Contoh lain, ketika pedagang buah yang biasanya menawarkan dagangannya di kator datang, saya menanyakan “ Mang bawa buah apa ?”. Jawabannya “hari ini saya tidak bawa buah bu”. “Lho bagaimana sih kamu … pedagang buah kok tidak bawa buah, terus kamu bawa apa dong” tanya saya sambil melotot karena kesal. “Saya bawa jeruk, semangka dan pisang bu” katanya dengan polos.

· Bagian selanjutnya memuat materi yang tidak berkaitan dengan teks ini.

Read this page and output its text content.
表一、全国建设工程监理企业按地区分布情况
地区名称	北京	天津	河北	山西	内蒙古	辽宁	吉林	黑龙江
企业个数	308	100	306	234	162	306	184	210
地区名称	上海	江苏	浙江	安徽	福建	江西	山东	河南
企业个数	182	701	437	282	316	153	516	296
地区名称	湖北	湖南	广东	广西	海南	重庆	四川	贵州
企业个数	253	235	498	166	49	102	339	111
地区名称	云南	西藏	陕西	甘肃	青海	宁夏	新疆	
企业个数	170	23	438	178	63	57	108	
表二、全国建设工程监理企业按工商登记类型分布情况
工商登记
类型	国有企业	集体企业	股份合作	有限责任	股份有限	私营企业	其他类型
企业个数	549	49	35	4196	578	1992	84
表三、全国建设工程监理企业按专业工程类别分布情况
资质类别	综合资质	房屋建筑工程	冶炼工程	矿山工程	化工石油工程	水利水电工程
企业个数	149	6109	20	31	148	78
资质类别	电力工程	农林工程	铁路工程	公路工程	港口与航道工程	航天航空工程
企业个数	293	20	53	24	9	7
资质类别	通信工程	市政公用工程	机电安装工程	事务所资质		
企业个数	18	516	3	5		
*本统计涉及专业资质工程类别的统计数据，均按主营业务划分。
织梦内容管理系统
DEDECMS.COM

Baru saya tahu ternyata di Bandung buah itu arum manis, manalagi, mangga gedong dan teman-temannya, jadi selain mangga tidak termasuk golongan buah.

Saya juga pernah melonggo ketika mendengar pembicaraan mbak Anna (teman kantor) dengan pembantunya via telepon, gini nih hasil nguping “Ila nanti jam 10 nasinya dijahit ya” kata mbak Anna. Saya binggung bagaimana caranya menjahit nasi, tahu gak Na n Yik apa artinya dijahit yaitu …. diangkat dari kompor. Cerita lain sewaktu saya mengunjungi salah seorang teman (teman nongkrong di SD Wibi), eh jauh-jauh ternyata dia sedang tidak ada di rumah. Informasi dari tetangga sebelahnya dia sedang ke depan. Saya pikir wah paling ke warung depan dekat rumahnya, jadi saya tunggu saja. Tunggu punya tunggu sudah 30 menit lebih kok belum nonggol juga. Tak lama kemudian tetangganya tadi melihat saya sambil berkata “eh neng …. menunggu ya, mungkin lama neng… karena tadi sih bilangnya pergi ke Pasar Baru “. Walah …. Tahu begini manalah saya menunggu 30 menit lebih dengan sia-sia, wong jarak rumahnya ke Pasar Baru kurang lebih sama dengan rumah Erna di Manahan ke kampus kita. Buat orang Bandung pergi keluar rumah itu bilangnya ke depan, entah cuma 100 meter atau 100 km.

Ada lagi pelajaran yang berharga tertutama buat mas Budi yang blas ora gelem belajar bahasa Sunda. Suatu hari saya dan mas Budi menuju kesuatu tempat, ketika melewati jalan yang pas banget buat 2 mobil, mas Budi berhenti untuk memberi jalan mobil yang berpapasan karena yang bawa seorang wanita. Si ibu tadi sepertinya ragu-ragu mungkin takut tergores, malah ngomong sesuatu pakai bahasa sunda (maksudnya minta suamiku jalan duluan). Eh mas Budinya malah bilang “ ayo bu terus terus…. Jauh jauh”. Tanpa disangka dan dinyana Ibu tadi malah teriak “torek maneh…”. Wah saya langsung ngomel “aduh cantik-cantik mana berkerudung lagi kok mulutnya jelek banget ya”. Mas Budi tanya “memang ibu tadi ngomong apa ? ”. “Ibu itu bilang mas Budi budeg, itu bahasa sunda kasar” jawab saya. “huh… tahu gitu aku mepetin mobilnya” kata mas Budi sambil memukul setir. “Tuh kan …. Penting lho belajar bahasa sunda karena kita tinggal di Bandung” lanjut saya.